Waleed Abou al-Khair au Caire

Des soldats irakiens discutent près d'une affiche représentant les leaders russes et syriens au carrefour d'Abou al-Duhur, alors que les familles de déplacés reviennent des zones tenues par l'opposition dans la province d'Idlib vers leurs villages dans le territoire repris par le régime, le 4 avril. [George Ourfalian/AFP]

Des soldats irakiens discutent près d'une affiche représentant les leaders russes et syriens au carrefour d'Abou al-Duhur, alors que les familles de déplacés reviennent des zones tenues par l'opposition dans la province d'Idlib vers leurs villages dans le territoire repris par le régime, le 4 avril. [George Ourfalian/AFP]

Les ambitions post-conflit de la Russie poussent le pays à prolonger sa présence militaire en Syrie et à étendre son influence politique et économique, expliquent des spécialistes à Diyaruna.

Cela devrait entraîner des frictions avec l'Iran, dont le Corps des Gardiens de la révolution islamique (CGRI) cherche également à consolider sa présence en Syrie, ont-ils ajouté.

Le 7 juin, le président russe Vladimir Poutine a annoncé que les forces russes resteront en Syrie aussi longtemps que cela sera dans l'intérêt de Moscou, bien qu'il a annoncé plus tôt que la mission de la Russie en Syrie était en grande partie terminée, a fait savoir l'AFP.

« Nos forces armées sont là-bas pour garantir les intérêts de la Russie dans une région importante du monde », a déclaré Poutine lors d'un entretien télévisé annuel avec le public russe russe.

Des soldats russes attendent à l'entrée du camp de Wafideen l'arrivée de bus transportant des combattants de Jaish al-Islam et leurs familles évacués de la ville de Douma, dans la Ghouta orientale, le 12 avril. [Youssef Karwashan/AFP]

Des soldats russes attendent à l'entrée du camp de Wafideen l'arrivée de bus transportant des combattants de Jaish al-Islam et leurs familles évacués de la ville de Douma, dans la Ghouta orientale, le 12 avril. [Youssef Karwashan/AFP]

Des soldats russes sur la base aérienne de Hmeimim dans la province syrienne de Latakia. Cette base est actuellement utilisée par la Russie. [Photo diffusée sur les réseaux sociaux]

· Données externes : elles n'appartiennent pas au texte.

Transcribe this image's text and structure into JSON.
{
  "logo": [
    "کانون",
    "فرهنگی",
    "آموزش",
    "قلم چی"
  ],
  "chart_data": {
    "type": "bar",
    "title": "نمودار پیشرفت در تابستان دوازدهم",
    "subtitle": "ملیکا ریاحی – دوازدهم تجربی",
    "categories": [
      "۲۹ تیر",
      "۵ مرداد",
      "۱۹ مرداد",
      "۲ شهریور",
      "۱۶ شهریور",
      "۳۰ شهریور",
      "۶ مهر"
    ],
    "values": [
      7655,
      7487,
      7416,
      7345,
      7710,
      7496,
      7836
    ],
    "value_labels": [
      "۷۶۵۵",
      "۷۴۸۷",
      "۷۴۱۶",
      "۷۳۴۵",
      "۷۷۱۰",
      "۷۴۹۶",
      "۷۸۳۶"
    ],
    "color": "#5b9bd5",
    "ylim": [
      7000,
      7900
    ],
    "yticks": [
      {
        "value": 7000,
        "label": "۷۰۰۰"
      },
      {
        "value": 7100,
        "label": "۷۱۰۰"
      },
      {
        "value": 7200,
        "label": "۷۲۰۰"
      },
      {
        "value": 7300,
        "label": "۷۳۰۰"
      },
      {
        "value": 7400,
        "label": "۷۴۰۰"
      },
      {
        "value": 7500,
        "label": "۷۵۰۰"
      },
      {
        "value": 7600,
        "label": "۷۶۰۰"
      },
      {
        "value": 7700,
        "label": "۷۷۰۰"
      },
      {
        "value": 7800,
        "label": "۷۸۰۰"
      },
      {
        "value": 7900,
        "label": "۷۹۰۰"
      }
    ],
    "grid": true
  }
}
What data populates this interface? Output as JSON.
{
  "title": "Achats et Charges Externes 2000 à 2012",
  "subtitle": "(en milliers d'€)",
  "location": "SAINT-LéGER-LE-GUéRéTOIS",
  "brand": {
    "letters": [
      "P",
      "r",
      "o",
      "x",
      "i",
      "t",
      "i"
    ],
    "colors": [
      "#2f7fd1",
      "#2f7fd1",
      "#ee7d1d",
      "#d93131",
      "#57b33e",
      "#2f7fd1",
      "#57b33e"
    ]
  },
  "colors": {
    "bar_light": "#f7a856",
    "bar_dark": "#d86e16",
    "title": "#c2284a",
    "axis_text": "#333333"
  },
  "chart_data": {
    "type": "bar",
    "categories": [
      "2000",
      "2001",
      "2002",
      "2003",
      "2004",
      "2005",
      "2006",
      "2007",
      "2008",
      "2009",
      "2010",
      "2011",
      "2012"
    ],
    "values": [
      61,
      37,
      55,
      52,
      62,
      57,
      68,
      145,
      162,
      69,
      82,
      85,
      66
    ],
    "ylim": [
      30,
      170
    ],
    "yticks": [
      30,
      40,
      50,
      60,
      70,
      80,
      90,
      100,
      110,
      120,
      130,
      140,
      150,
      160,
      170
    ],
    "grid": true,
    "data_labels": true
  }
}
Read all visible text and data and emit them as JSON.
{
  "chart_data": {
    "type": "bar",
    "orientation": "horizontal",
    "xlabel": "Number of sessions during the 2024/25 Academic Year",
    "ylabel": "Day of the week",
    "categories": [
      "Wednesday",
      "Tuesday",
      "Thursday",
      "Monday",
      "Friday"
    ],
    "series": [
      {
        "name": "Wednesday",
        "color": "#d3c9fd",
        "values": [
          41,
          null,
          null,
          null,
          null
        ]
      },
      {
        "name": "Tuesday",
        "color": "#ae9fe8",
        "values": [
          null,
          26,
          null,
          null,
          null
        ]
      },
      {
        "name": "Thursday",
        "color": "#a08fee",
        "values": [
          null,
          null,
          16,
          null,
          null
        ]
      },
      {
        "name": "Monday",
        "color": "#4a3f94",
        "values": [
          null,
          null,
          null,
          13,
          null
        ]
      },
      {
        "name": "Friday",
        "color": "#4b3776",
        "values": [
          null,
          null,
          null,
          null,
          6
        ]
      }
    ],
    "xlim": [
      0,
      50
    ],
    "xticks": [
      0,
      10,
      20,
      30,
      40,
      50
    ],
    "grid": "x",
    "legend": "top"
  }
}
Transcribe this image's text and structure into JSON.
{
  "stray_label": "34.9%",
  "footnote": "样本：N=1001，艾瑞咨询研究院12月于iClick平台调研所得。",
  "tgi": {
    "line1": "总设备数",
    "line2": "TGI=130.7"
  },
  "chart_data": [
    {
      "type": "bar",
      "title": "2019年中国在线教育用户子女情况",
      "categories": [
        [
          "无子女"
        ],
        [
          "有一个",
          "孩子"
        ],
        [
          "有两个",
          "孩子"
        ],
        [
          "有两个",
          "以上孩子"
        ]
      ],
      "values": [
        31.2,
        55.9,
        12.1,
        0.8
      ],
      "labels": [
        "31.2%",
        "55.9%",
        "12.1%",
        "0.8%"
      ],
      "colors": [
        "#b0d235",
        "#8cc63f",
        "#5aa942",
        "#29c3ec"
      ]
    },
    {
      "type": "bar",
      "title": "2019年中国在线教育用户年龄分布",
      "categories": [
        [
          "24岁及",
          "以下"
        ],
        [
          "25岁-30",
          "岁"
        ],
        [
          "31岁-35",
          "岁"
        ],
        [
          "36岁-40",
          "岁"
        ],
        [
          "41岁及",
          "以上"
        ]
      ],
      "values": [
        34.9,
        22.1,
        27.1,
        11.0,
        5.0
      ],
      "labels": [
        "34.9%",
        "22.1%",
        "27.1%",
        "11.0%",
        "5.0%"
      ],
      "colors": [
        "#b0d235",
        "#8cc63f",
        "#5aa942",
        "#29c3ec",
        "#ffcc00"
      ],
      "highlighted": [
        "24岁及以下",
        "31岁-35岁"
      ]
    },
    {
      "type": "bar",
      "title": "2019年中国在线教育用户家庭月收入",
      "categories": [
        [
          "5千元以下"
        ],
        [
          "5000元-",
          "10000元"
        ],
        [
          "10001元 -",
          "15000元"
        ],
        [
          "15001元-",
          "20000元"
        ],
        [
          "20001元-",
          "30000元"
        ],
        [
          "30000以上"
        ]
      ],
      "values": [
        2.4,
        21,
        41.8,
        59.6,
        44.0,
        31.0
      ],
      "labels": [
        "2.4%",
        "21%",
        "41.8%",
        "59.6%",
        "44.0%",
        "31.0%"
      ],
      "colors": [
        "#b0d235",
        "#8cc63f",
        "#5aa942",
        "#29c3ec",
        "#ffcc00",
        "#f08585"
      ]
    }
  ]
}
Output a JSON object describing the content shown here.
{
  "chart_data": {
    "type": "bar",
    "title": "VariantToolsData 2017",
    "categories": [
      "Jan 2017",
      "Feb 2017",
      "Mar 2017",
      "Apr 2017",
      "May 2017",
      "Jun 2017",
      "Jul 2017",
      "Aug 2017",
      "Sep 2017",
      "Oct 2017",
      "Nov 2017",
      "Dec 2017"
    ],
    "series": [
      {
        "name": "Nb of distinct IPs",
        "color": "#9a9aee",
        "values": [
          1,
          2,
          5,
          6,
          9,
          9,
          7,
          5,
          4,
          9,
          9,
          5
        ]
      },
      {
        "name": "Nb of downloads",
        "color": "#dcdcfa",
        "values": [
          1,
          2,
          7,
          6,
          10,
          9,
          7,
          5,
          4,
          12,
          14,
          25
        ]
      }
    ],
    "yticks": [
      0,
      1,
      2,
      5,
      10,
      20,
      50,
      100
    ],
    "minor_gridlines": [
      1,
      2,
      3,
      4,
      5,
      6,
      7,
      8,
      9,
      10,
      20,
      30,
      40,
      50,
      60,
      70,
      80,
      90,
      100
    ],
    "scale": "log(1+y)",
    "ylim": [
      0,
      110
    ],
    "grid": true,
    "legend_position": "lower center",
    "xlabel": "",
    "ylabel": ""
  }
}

Des soldats russes sur la base aérienne de Hmeimim dans la province syrienne de Latakia. Cette base est actuellement utilisée par la Russie. [Photo diffusée sur les réseaux sociaux]

« Elles y resteront aussi longtemps que cela sera bénéfique à la Russie et pour assurer nos obligations internationales. Nous n'envisageons pas encore de nous retirer », a-t-il poursuivi.

Promesses et retards

« La Russie a passé les deux dernières années à tenter de gagner du temps pour mettre en œuvre son plan visant à contrôler de grandes parties de la Syrie », a expliqué à Diyaruna l'avocat syrien Bashir al-Bassam.

Malgré des promesses répétées et des annonces de retrait prochain des forces russes, « nous voyons que toutes ces déclarations et toutes ces promesses n'étaient que des mots, parce que ses forces militaires sont aujourd'hui déployées plus largement en Syrie », a-t-il indiqué.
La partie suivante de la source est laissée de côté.